A new carbon pricing system adopted by the International Maritime Organization could reduce global shipping emissions slightly by 2030 but fails to meet the agency’s climate targets.
In short:
- The International Maritime Organization (IMO) has approved a global carbon pricing policy for shipping that penalizes companies for exceeding greenhouse gas intensity targets and rewards cleaner operators with tradeable credits.
- Despite being called historic, the plan’s complexity and limited scope mean it is projected to cut emissions by just eight to 10 percent by 2030, far below the IMO’s goal of at least 20%.
- Several small island nations and climate advocates criticized the deal for excluding a flat tax on emissions and restricting revenue use to the shipping sector, rather than broader climate resilience efforts.
Key quote:
“It doesn’t meet the IMO’s climate targets, but it’s generally still a very welcome outcome for us.”
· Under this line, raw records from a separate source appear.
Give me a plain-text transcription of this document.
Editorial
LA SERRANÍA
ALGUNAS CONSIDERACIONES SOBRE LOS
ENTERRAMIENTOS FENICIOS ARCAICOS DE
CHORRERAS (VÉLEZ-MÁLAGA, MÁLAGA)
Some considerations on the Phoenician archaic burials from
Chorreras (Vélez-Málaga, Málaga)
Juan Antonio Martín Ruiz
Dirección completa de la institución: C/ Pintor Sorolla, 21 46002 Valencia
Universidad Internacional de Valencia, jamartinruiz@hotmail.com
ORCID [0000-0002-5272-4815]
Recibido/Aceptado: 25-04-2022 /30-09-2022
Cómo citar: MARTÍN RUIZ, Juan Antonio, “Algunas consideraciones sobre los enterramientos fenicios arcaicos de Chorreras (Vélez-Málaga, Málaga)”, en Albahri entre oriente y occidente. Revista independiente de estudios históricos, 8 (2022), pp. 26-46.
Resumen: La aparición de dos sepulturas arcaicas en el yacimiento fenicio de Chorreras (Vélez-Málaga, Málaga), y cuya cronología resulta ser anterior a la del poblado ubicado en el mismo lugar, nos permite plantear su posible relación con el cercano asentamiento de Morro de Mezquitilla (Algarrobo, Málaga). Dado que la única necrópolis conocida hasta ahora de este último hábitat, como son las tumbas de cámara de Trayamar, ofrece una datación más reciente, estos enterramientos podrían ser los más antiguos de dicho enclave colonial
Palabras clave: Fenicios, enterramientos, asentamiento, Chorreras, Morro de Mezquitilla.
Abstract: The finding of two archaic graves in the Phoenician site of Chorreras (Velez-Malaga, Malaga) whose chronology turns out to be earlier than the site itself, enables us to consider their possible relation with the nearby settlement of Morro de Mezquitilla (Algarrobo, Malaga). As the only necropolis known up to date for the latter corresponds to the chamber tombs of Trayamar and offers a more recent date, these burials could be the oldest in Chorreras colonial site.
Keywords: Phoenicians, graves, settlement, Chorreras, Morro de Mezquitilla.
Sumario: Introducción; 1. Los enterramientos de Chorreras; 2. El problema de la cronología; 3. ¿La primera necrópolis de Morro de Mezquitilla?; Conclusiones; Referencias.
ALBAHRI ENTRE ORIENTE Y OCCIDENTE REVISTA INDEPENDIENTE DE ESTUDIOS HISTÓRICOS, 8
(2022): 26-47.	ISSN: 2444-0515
— Nishatabbas Rehmatulla, principal research fellow, University College London Energy Institute
Why this matters:
Shipping is a major but often overlooked driver of climate pollution, responsible for roughly 3% of global emissions — on par with the aviation sector. Unlike land-based sources, maritime emissions are harder to regulate because ships cross borders and operate under international law. Small island nations, which face the highest risk from rising seas, have long pushed for bold shipping reforms, but wealthy and oil-producing countries have repeatedly stalled progress. The new carbon pricing system is a diplomatic compromise that exposes deep divisions about how to finance a just transition. While it sends a market signal toward cleaner technologies, its projected impact remains limited and may delay the pace needed to avoid catastrophic climate impacts. With shipping volumes expected to grow, the world’s ability to rein in this sector will be a litmus test for international climate cooperation.